Is this for you? I’m not finished talking about the heart response of a child, but I’m going to take a short detour. I write about what God’s doing in my life – teaching, loving, correcting, healing and being. But just because God is working something out in me doesn’t mean that He’s on that same thing in you. Why am I stating the obvious? Because God’s timing and the Holy Spirit’s preparation and leading is everything. Without that, we are violated (or violating!) and the fruit is death.
My relationship with God is real. He’s not an idea or principle or theory or doctrine or routine or law. He’s a real Person, and every day brings something new for our relationship. I see Him in a new way, or He shows me something about myself that I didn’t know—there is a steady growth in trust and love and knowledge of who He really is. And my God does NOT violate me. He’s ferociously jealous, He attacks every law I receive or create, He is uncompromisingly righteous, and He’s even thrown me in the deep end of the pool on more than one occasion. But He has NEVER violated my will or my person. “He will not strive or wrangle or cry out loudly; nor will anyone hear His voice in the streets; a bruised reed He will not break, and a smoldering (dimly burning) wick He will not quench” (Mt. 12:19-20 AMP).
In my last post, I shared Scripture that the Lord exploded into my heart through a single incident in my life. The Scripture is Truth, now and forever, and it certainly wasn’t the first time I read it. Yet God’s perfect timing and the Holy Spirit’s infinitely detailed and mysterious preparation brought LIFE this time—and not before. The Lord prepared me for a hard correction and an uncompromising Truth, and so His Word bore fruit.
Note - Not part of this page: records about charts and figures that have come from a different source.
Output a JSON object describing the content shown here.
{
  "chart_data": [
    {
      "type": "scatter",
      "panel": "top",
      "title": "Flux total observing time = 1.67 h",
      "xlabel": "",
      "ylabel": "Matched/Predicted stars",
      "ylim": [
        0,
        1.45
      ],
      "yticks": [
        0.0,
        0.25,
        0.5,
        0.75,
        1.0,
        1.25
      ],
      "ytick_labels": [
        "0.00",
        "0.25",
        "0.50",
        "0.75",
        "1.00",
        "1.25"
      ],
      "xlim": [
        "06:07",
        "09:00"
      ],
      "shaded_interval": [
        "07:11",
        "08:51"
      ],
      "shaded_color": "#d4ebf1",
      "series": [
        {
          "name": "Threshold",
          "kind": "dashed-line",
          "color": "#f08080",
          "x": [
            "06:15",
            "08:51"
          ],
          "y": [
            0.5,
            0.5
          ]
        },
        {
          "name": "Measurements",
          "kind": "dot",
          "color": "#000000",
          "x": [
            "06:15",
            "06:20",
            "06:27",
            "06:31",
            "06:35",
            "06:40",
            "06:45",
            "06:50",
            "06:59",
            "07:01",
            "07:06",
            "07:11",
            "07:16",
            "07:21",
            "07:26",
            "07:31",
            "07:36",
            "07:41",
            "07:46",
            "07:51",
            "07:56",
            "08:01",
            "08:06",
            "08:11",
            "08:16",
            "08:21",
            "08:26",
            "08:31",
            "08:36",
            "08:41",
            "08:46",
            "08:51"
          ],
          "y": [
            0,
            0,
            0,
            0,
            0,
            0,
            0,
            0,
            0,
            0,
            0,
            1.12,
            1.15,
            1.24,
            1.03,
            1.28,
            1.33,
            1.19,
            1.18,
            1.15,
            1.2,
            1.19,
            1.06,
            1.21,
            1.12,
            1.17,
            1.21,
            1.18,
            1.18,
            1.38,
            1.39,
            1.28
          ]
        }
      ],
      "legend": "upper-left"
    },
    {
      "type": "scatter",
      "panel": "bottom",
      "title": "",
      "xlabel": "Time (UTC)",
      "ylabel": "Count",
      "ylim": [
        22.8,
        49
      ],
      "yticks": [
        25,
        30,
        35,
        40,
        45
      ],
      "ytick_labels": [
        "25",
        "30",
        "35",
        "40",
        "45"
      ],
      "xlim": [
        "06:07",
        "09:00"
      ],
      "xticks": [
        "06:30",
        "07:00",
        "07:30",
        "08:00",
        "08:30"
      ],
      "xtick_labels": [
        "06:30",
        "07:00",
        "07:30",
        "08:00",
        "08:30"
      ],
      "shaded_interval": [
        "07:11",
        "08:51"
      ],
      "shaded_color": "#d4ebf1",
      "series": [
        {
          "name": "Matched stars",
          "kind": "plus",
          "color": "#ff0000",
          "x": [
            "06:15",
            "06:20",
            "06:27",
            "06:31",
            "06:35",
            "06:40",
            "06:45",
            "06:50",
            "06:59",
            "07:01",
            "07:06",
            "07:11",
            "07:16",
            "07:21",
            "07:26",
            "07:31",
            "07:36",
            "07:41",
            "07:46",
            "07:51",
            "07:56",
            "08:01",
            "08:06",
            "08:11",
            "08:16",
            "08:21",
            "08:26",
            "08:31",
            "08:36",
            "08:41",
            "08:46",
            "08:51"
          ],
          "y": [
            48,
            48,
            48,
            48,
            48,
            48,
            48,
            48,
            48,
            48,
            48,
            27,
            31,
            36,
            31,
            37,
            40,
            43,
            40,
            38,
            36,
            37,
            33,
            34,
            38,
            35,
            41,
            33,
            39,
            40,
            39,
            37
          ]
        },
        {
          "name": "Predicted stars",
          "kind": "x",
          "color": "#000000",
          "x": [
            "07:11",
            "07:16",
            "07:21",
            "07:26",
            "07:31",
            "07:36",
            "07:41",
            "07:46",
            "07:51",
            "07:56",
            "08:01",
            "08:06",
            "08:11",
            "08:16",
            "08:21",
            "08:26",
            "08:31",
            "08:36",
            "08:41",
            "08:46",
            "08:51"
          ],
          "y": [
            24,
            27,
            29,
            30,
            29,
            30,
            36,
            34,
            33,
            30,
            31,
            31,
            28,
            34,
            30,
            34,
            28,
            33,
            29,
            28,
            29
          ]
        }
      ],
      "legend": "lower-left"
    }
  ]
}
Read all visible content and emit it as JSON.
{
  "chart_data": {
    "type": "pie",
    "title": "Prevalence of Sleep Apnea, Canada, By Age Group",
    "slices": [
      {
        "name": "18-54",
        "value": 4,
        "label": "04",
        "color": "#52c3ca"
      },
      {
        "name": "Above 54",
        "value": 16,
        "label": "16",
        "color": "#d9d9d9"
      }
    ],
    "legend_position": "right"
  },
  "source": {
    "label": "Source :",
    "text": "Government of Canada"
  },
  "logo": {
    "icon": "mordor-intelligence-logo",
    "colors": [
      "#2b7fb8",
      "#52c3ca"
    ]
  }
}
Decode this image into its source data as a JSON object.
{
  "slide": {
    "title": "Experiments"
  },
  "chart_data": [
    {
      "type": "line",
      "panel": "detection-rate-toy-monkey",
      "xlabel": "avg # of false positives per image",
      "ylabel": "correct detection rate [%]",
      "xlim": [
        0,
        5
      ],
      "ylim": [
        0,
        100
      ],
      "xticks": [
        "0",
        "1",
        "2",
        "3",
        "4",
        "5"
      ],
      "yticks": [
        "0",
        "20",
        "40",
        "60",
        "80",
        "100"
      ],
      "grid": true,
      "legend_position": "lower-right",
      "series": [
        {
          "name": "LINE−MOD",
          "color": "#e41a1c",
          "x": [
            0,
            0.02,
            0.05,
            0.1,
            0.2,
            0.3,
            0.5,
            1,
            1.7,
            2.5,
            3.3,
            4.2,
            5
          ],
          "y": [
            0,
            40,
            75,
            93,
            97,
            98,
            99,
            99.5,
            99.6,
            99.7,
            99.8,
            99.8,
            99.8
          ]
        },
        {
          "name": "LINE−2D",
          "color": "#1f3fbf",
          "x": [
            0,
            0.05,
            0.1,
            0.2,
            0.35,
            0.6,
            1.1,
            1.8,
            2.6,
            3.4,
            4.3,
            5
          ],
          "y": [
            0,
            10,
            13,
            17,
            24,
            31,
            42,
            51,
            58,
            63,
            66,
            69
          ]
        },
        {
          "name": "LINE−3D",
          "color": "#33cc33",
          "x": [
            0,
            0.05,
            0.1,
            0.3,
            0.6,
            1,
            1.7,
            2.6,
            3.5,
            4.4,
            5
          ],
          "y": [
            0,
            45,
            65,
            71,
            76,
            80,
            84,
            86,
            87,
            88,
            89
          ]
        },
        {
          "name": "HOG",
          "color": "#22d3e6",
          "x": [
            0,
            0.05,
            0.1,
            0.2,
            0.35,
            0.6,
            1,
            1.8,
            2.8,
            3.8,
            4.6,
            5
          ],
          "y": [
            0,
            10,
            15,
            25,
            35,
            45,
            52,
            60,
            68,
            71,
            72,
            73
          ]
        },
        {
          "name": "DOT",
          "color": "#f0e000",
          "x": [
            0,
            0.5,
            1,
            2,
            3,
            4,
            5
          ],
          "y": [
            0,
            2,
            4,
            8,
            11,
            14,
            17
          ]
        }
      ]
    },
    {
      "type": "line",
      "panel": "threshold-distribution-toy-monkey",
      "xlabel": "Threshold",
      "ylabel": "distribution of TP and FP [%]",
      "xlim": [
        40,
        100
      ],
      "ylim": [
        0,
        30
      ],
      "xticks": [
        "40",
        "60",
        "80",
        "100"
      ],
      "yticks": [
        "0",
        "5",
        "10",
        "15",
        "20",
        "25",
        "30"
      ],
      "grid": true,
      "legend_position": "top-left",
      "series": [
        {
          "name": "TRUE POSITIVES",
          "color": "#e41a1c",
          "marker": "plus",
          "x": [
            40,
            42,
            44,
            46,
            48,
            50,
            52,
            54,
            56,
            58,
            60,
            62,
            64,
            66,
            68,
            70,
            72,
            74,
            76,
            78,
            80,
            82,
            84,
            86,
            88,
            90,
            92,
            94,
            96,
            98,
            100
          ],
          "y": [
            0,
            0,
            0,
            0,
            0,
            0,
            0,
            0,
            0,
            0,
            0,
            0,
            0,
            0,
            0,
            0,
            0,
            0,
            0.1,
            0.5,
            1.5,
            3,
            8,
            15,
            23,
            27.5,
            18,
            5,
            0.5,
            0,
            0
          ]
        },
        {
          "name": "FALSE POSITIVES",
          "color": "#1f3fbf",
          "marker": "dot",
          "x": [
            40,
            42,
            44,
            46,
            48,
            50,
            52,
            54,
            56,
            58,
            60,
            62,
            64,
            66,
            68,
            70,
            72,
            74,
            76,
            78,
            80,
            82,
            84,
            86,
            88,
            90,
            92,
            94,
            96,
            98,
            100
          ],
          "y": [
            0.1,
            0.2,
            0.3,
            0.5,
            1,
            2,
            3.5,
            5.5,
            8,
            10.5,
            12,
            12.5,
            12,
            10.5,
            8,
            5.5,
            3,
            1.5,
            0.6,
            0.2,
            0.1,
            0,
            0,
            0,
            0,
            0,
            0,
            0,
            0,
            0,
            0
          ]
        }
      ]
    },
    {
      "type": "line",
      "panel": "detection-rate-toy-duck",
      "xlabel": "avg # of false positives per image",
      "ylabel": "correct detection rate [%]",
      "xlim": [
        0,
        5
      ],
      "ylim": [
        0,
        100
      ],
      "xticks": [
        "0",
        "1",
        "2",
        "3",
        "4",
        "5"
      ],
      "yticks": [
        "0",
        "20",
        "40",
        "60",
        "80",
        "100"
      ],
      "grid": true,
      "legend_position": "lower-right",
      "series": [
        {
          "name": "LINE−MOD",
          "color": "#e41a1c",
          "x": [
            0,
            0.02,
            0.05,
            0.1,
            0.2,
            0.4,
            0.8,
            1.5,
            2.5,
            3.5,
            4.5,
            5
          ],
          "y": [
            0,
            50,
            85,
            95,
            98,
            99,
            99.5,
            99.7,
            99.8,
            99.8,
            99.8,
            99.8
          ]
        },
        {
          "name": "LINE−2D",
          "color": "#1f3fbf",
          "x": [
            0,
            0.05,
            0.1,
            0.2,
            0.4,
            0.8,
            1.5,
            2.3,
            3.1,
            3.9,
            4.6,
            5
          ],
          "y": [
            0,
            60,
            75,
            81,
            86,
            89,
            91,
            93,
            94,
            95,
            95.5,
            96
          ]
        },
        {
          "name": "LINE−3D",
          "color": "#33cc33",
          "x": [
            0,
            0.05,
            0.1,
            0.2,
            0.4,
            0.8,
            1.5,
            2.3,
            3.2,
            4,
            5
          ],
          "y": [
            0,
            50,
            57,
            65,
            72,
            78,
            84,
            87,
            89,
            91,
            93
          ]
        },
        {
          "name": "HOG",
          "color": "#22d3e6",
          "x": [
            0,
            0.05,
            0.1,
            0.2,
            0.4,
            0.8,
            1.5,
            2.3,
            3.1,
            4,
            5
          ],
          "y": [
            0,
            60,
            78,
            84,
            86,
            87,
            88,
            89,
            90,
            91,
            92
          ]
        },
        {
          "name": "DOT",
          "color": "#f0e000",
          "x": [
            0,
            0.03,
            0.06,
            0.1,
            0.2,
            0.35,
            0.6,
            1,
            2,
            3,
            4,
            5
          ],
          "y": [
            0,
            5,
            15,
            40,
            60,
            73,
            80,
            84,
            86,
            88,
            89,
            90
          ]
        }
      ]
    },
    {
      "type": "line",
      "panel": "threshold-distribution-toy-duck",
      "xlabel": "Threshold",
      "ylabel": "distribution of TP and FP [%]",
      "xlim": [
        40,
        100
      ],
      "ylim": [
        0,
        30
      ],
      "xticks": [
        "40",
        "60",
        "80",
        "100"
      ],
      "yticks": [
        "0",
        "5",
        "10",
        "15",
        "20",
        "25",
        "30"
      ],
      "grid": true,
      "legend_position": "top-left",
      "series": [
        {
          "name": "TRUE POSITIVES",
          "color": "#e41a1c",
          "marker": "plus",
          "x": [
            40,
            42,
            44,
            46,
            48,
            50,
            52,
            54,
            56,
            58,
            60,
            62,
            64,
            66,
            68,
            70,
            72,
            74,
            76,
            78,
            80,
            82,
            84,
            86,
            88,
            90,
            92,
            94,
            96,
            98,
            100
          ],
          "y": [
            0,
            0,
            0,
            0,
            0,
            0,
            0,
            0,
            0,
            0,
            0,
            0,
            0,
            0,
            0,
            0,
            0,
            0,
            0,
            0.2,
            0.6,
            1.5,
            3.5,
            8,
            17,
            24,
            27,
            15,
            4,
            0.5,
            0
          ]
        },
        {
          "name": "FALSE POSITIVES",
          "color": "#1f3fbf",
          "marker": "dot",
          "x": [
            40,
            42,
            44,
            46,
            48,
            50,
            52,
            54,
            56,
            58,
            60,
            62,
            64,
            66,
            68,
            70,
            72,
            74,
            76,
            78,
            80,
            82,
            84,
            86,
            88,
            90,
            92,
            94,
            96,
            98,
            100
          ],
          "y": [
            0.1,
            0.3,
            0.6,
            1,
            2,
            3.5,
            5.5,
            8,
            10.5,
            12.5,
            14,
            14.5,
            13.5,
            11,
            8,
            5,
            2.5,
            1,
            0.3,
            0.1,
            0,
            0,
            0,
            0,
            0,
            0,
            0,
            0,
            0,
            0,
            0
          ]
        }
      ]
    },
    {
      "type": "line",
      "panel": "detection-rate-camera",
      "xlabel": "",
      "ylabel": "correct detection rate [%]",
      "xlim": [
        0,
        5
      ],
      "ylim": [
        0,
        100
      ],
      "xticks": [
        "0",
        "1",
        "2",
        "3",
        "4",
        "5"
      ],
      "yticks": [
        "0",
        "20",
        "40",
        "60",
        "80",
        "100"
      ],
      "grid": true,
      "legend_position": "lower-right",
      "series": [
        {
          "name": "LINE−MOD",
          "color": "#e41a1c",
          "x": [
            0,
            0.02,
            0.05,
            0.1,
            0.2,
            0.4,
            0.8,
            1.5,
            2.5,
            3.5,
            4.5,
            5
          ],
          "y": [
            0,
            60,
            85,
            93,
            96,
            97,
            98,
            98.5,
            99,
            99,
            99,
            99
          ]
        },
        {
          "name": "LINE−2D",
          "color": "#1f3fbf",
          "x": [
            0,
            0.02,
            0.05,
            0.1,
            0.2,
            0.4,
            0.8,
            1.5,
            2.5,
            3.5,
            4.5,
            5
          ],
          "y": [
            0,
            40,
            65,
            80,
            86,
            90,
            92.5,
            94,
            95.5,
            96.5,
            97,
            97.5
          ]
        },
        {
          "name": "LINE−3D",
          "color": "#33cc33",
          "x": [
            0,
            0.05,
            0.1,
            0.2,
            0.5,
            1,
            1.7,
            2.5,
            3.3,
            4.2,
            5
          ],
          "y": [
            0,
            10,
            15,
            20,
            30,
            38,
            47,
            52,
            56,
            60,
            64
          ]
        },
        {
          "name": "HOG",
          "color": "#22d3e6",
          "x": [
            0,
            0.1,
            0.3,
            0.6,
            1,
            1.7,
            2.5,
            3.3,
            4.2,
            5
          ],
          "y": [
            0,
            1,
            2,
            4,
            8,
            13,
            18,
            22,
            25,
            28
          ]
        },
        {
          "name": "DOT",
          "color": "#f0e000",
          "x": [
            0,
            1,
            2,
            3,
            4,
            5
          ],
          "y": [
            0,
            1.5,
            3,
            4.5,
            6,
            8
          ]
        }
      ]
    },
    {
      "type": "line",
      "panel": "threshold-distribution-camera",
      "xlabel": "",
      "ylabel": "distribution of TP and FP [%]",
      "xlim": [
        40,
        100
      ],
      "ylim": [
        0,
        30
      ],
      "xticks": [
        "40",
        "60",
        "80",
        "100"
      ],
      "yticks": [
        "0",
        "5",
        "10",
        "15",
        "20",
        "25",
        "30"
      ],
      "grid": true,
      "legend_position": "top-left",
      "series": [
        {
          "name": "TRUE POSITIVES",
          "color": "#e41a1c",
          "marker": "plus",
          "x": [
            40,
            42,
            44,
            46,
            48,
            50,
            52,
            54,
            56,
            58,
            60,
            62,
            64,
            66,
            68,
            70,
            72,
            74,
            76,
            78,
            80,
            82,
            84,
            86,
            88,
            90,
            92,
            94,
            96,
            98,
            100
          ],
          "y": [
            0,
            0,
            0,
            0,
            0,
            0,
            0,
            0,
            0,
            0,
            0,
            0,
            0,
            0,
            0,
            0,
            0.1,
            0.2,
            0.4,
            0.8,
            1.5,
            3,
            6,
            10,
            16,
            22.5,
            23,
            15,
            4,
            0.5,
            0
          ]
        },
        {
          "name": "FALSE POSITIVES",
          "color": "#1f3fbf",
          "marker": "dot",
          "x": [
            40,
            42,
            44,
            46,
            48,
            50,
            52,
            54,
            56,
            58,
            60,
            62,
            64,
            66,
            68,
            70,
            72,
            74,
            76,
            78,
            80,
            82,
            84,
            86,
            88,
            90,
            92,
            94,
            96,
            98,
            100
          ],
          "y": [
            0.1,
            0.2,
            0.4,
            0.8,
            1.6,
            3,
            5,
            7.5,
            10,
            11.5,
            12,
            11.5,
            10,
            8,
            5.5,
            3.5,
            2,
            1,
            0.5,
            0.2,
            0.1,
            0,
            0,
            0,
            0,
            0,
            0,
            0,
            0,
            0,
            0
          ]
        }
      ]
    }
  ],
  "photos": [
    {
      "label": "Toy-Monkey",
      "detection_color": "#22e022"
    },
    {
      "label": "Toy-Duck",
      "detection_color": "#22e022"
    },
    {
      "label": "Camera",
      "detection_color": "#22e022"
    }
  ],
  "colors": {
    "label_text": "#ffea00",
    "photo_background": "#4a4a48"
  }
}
I can hear or read things and say, “Gah! That’s me!” or “How wonderful – I want that!” and that’s all fine and dandy, but it doesn’t necessarily bear fruit then. Maybe it’s a seed planted that blooms later. Maybe it’s part of the preparation of my heart. And maybe it’s not for me at all because that’s not my calling. All I know is that when God moves, my life is changed permanently. It is unmistakable! And I’ve now reached a level of trust in my relationship with God that I’m more able to wait for His move. I know Him well enough to say with complete confidence – born of actual experience – that He is a true and loving Father.
That said, the deepest and hardest surrenders I go through involve being willing to be parented. Will I wait for God to move, or will I try to parent myself? Will I go play, like the child I am called to be, and trust that my Father will correct and protect when needed? Or will I run around trying to fix myself and save my life, embracing the insanity that says I actually can?
The very fact that we have a choice illuminates the staggering freedom that God endues us with—and the incredible safety found in His arms, and nowhere else. So be free! Hike through the woods, play in the sandbox, and jump on the trampoline. Our Father misses nothing and has us well in hand.
Are not five sparrows sold for two pennies? And [yet] not one of them is forgotten or uncared for in the presence of God. But [even] the very hairs of your head are all numbered. Do not be struck with fear or seized with alarm; you are of greater worth than many [flocks] of sparrows.